I know that shape. That heavy, weighted silence. That stare that feels like a physical brand.

My hand moves to my pocket, gripping the hilt. Knife. Just in case.

The figure tilts his head, a bird-like, inquisitive movement. And then—he laughs.

Not loud. Not manic. Just soft. Cruel. Like he’s been waiting for me to catch up to the punchline.

My blood goes cold. Because in the flicker of the candlelight… he looks exactly like Damien. But not the man I just left. Not the monster who fucks me like he wants to break me. Not the protector. Not the predator.

This one is younger. This one is something else entirely.

I blink, stepping back, the wood of the pew biting into my hip. The moth on the altar shifts as a draft hits it. And I remember. A hand over my mouth. A whisper against my ear.You can’t leave if I keep you.

The boy steps forward. And I finally understand—I didn’t just forget him.

I left him here to rot.

The air tastes like dust and iron. Every breath is a scrape down my throat.

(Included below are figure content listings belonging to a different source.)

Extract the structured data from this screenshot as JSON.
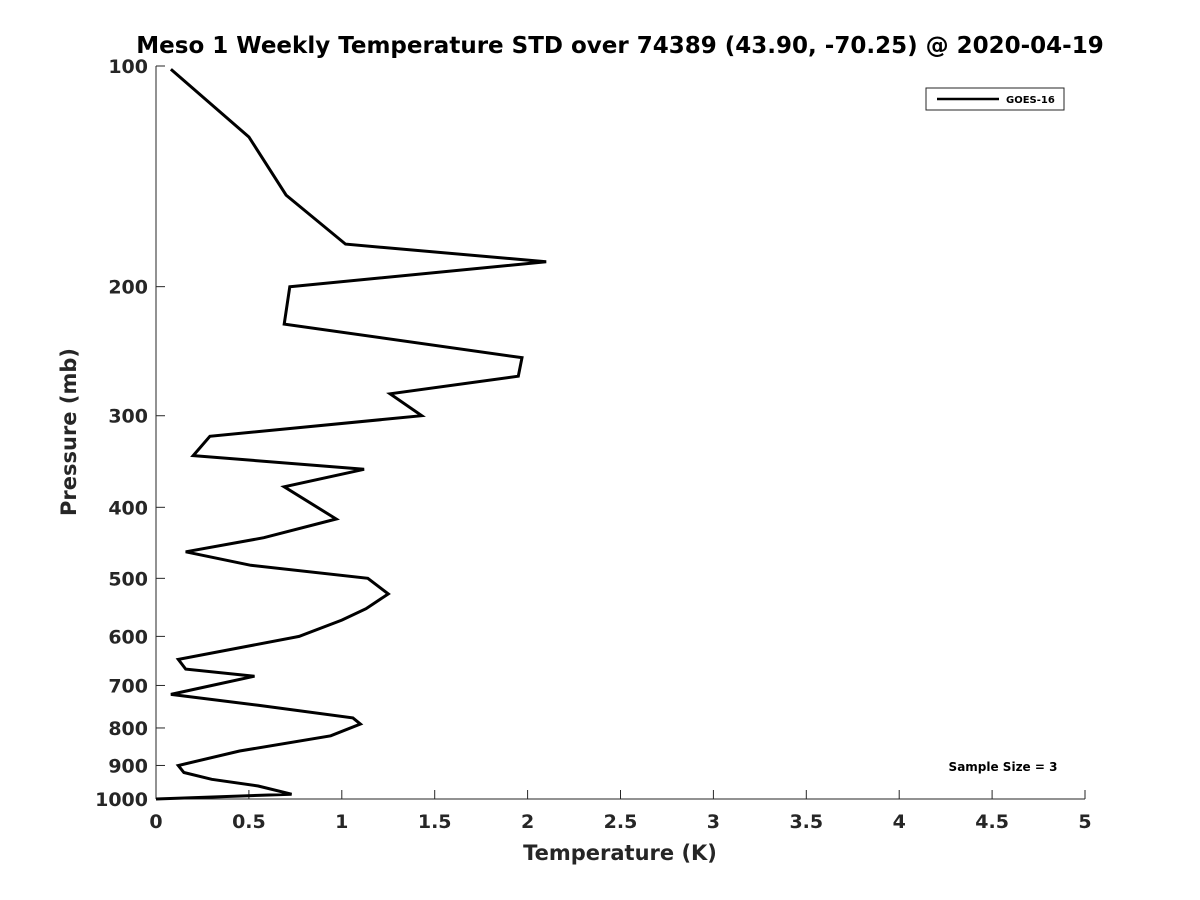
{
  "chart_data": {
    "type": "line",
    "title": "Meso 1 Weekly Temperature STD over 74389 (43.90, -70.25) @ 2020-04-19",
    "xlabel": "Temperature (K)",
    "ylabel": "Pressure (mb)",
    "xlim": [
      0,
      5
    ],
    "ylim": [
      100,
      1000
    ],
    "y_scale": "log",
    "y_direction": "reversed",
    "x_ticks": [
      "0",
      "0.5",
      "1",
      "1.5",
      "2",
      "2.5",
      "3",
      "3.5",
      "4",
      "4.5",
      "5"
    ],
    "y_ticks": [
      "100",
      "200",
      "300",
      "400",
      "500",
      "600",
      "700",
      "800",
      "900",
      "1000"
    ],
    "grid": false,
    "legend_position": "top-right",
    "annotation": "Sample Size = 3",
    "series": [
      {
        "name": "GOES-16",
        "color": "#000000",
        "points": [
          [
            0.08,
            101
          ],
          [
            0.5,
            125
          ],
          [
            0.7,
            150
          ],
          [
            1.02,
            175
          ],
          [
            2.1,
            185
          ],
          [
            0.72,
            200
          ],
          [
            0.69,
            225
          ],
          [
            1.97,
            250
          ],
          [
            1.95,
            265
          ],
          [
            1.26,
            280
          ],
          [
            1.43,
            300
          ],
          [
            0.29,
            320
          ],
          [
            0.2,
            340
          ],
          [
            1.12,
            355
          ],
          [
            0.69,
            375
          ],
          [
            0.97,
            415
          ],
          [
            0.58,
            440
          ],
          [
            0.16,
            460
          ],
          [
            0.51,
            480
          ],
          [
            1.14,
            500
          ],
          [
            1.25,
            525
          ],
          [
            1.13,
            550
          ],
          [
            1.0,
            570
          ],
          [
            0.77,
            600
          ],
          [
            0.12,
            645
          ],
          [
            0.16,
            665
          ],
          [
            0.53,
            680
          ],
          [
            0.3,
            700
          ],
          [
            0.08,
            720
          ],
          [
            0.55,
            745
          ],
          [
            1.06,
            775
          ],
          [
            1.1,
            790
          ],
          [
            0.94,
            820
          ],
          [
            0.45,
            860
          ],
          [
            0.12,
            900
          ],
          [
            0.15,
            920
          ],
          [
            0.3,
            940
          ],
          [
            0.55,
            960
          ],
          [
            0.73,
            985
          ],
          [
            0.0,
            1000
          ]
        ]
      }
    ]
  }
}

He takes another step toward me and the floorboards creak under his weight, a sound so small it shouldn’t be terrifying, but it is, because it’s the same rhythm from my nightmares—step, pause, whisper, step.

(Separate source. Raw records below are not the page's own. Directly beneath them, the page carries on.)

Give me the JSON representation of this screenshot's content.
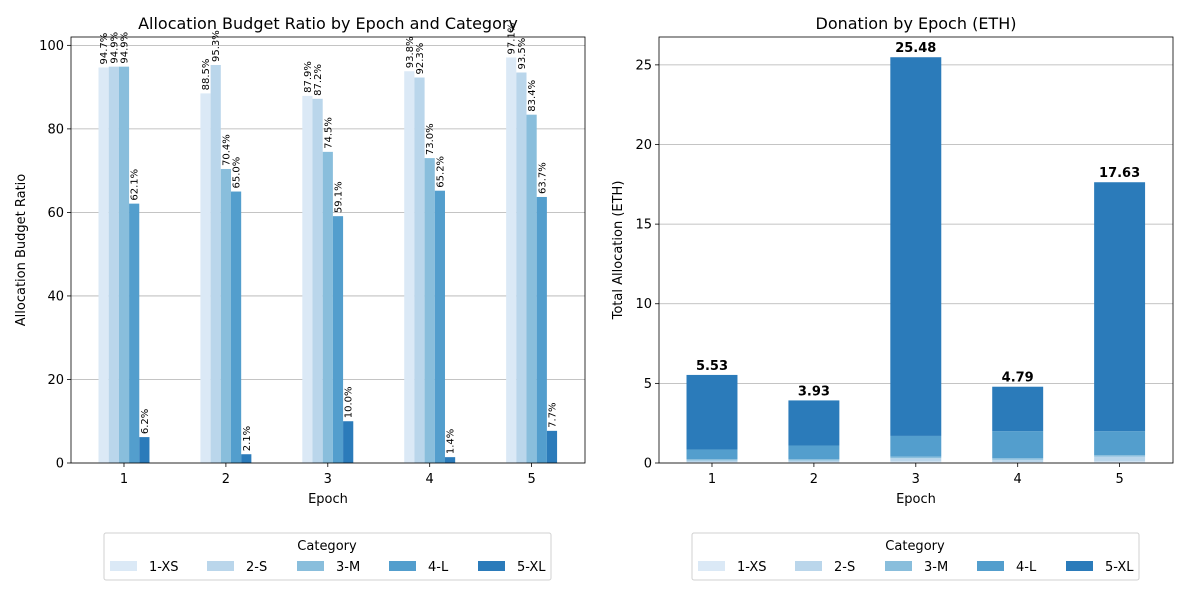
{
  "colors": {
    "1-XS": "#dbe9f6",
    "2-S": "#bad6eb",
    "3-M": "#89bedc",
    "4-L": "#539ecd",
    "5-XL": "#2b7bba"
  },
  "chart_data": [
    {
      "type": "bar",
      "title": "Allocation Budget Ratio by Epoch and Category",
      "xlabel": "Epoch",
      "ylabel": "Allocation Budget Ratio",
      "categories": [
        "1",
        "2",
        "3",
        "4",
        "5"
      ],
      "ylim": [
        0,
        102
      ],
      "yticks": [
        0,
        20,
        40,
        60,
        80,
        100
      ],
      "grid": "y",
      "series": [
        {
          "name": "1-XS",
          "values": [
            94.7,
            88.5,
            87.9,
            93.8,
            97.1
          ],
          "labels": [
            "94.7%",
            "88.5%",
            "87.9%",
            "93.8%",
            "97.1%"
          ]
        },
        {
          "name": "2-S",
          "values": [
            94.9,
            95.3,
            87.2,
            92.3,
            93.5
          ],
          "labels": [
            "94.9%",
            "95.3%",
            "87.2%",
            "92.3%",
            "93.5%"
          ]
        },
        {
          "name": "3-M",
          "values": [
            94.9,
            70.4,
            74.5,
            73.0,
            83.4
          ],
          "labels": [
            "94.9%",
            "70.4%",
            "74.5%",
            "73.0%",
            "83.4%"
          ]
        },
        {
          "name": "4-L",
          "values": [
            62.1,
            65.0,
            59.1,
            65.2,
            63.7
          ],
          "labels": [
            "62.1%",
            "65.0%",
            "59.1%",
            "65.2%",
            "63.7%"
          ]
        },
        {
          "name": "5-XL",
          "values": [
            6.2,
            2.1,
            10.0,
            1.4,
            7.7
          ],
          "labels": [
            "6.2%",
            "2.1%",
            "10.0%",
            "1.4%",
            "7.7%"
          ]
        }
      ],
      "legend": {
        "title": "Category",
        "placement": "bottom-center"
      }
    },
    {
      "type": "bar",
      "stacked": true,
      "title": "Donation by Epoch (ETH)",
      "xlabel": "Epoch",
      "ylabel": "Total Allocation (ETH)",
      "categories": [
        "1",
        "2",
        "3",
        "4",
        "5"
      ],
      "ylim": [
        0,
        26.75
      ],
      "yticks": [
        0,
        5,
        10,
        15,
        20,
        25
      ],
      "grid": "y",
      "series": [
        {
          "name": "1-XS",
          "values": [
            0.05,
            0.05,
            0.1,
            0.05,
            0.1
          ]
        },
        {
          "name": "2-S",
          "values": [
            0.1,
            0.1,
            0.2,
            0.15,
            0.3
          ]
        },
        {
          "name": "3-M",
          "values": [
            0.1,
            0.1,
            0.1,
            0.1,
            0.1
          ]
        },
        {
          "name": "4-L",
          "values": [
            0.6,
            0.85,
            1.3,
            1.7,
            1.5
          ]
        },
        {
          "name": "5-XL",
          "values": [
            4.68,
            2.83,
            23.78,
            2.79,
            15.63
          ]
        }
      ],
      "totals": [
        5.53,
        3.93,
        25.48,
        4.79,
        17.63
      ],
      "total_labels": [
        "5.53",
        "3.93",
        "25.48",
        "4.79",
        "17.63"
      ],
      "legend": {
        "title": "Category",
        "placement": "bottom-center"
      }
    }
  ]
}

I want to run. I want to scream. But my feet stay planted and my voice stays caught somewhere behind my teeth.

“You’re not real,” I say, but the words are too quiet, too unsure to hold any power.

The hooded head tilts a little more, like a predator listening for the heartbeat of its prey. Candlelight slides across a sharp jawline, a mouth, a flash of pale skin, and my stomach turns because it’s so wrong and yet so right at the same time. Damien’s shape, Damien’s stillness, but not Damien’s eyes.

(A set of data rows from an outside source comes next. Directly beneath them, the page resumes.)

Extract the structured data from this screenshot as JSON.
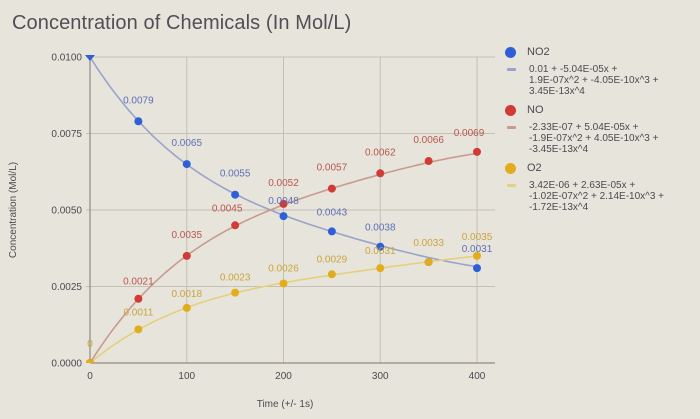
{
  "chart_data": {
    "type": "scatter",
    "title": "Concentration of Chemicals (In Mol/L)",
    "xlabel": "Time (+/- 1s)",
    "ylabel": "Concentration (Mol/L)",
    "xlim": [
      0,
      400
    ],
    "ylim": [
      0,
      0.01
    ],
    "x_ticks": [
      "0",
      "100",
      "200",
      "300",
      "400"
    ],
    "x_tick_values": [
      0,
      100,
      200,
      300,
      400
    ],
    "y_ticks": [
      "0.0000",
      "0.0025",
      "0.0050",
      "0.0075",
      "0.0100"
    ],
    "y_tick_values": [
      0,
      0.0025,
      0.005,
      0.0075,
      0.01
    ],
    "grid": true,
    "legend_position": "right",
    "x": [
      0,
      50,
      100,
      150,
      200,
      250,
      300,
      350,
      400
    ],
    "series": [
      {
        "name": "NO2",
        "color": "#2f5fd6",
        "line_color": "#9aa3c8",
        "label_color": "#5e6fb5",
        "values": [
          0.01,
          0.0079,
          0.0065,
          0.0055,
          0.0048,
          0.0043,
          0.0038,
          0.0033,
          0.0031
        ],
        "labels": [
          "",
          "0.0079",
          "0.0065",
          "0.0055",
          "0.0048",
          "0.0043",
          "0.0038",
          "",
          "0.0031"
        ],
        "trendline": "0.01 + -5.04E-05x +\n1.9E-07x^2 + -4.05E-10x^3 +\n3.45E-13x^4",
        "coef": [
          0.01,
          -5.04e-05,
          1.9e-07,
          -4.05e-10,
          3.45e-13
        ]
      },
      {
        "name": "NO",
        "color": "#d23a35",
        "line_color": "#c99a8e",
        "label_color": "#b8564c",
        "values": [
          0.0,
          0.0021,
          0.0035,
          0.0045,
          0.0052,
          0.0057,
          0.0062,
          0.0066,
          0.0069
        ],
        "labels": [
          "",
          "0.0021",
          "0.0035",
          "0.0045",
          "0.0052",
          "0.0057",
          "0.0062",
          "0.0066",
          "0.0069"
        ],
        "trendline": "-2.33E-07 + 5.04E-05x +\n-1.9E-07x^2 + 4.05E-10x^3 +\n-3.45E-13x^4",
        "coef": [
          -2.33e-07,
          5.04e-05,
          -1.9e-07,
          4.05e-10,
          -3.45e-13
        ]
      },
      {
        "name": "O2",
        "color": "#e2ad1c",
        "line_color": "#e6cf7e",
        "label_color": "#c9a53b",
        "values": [
          0.0,
          0.0011,
          0.0018,
          0.0023,
          0.0026,
          0.0029,
          0.0031,
          0.0033,
          0.0035
        ],
        "labels": [
          "0",
          "0.0011",
          "0.0018",
          "0.0023",
          "0.0026",
          "0.0029",
          "0.0031",
          "0.0033",
          "0.0035"
        ],
        "trendline": "3.42E-06 + 2.63E-05x +\n-1.02E-07x^2 + 2.14E-10x^3 +\n-1.72E-13x^4",
        "coef": [
          3.42e-06,
          2.63e-05,
          -1.02e-07,
          2.14e-10,
          -1.72e-13
        ]
      }
    ]
  }
}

The figure stops a few paces away. Hands in the pockets of the hoodie. Shoulders relaxed. Like he’s been standing in this aisle for twenty years.

“You left me,” he says. Not a shout. Not a growl. Just a statement. Calm. Flat. Devastatingly young.

My fingers curl tighter around the knife in my pocket until the hilt bites into my palm. I don’t remember putting it there. I don’t remember taking it out.

“I don’t know who you are,” I whisper.

“You do.” A slight, chilling smile. “You just don’t want to.”

Another step. He’s close enough now that I can smell him—dust, sweat, candle wax, and something older. The stale, recycled air of a room with no windows.

Images flicker in my head, a strobe light of trauma. A hole in a wall. Moths in a jar. Small, trembling hands passing scraps of food through the cracks. A whisper:count with me.

My stomach flips.

“You’re not Damien,” I say, forcing the words out through a throat that feels like it’s closing.

“No,” he answers, the corner of his mouth curling into something that isn’t a smile. “I’m the part he left here.”

The knife trembles in my grip. My pulse is loud in my ears, counting by itself, faster and faster. He takes another step, and my back hits the cold, hard wood of the altar.

“You don’t belong here,” I manage.

He laughs softly, the sound sliding over my skin like a razor. “Neither do you.”

Another flash—the priest’s polished shoes, the drone of the hymn, the heavy hand over my mouth. But this time there’s another hand too, a small one, trying to pull me away. The boy. This boy. Before he became whatever this ghost is.

“You kept the moths,” he says. “I told you you would.”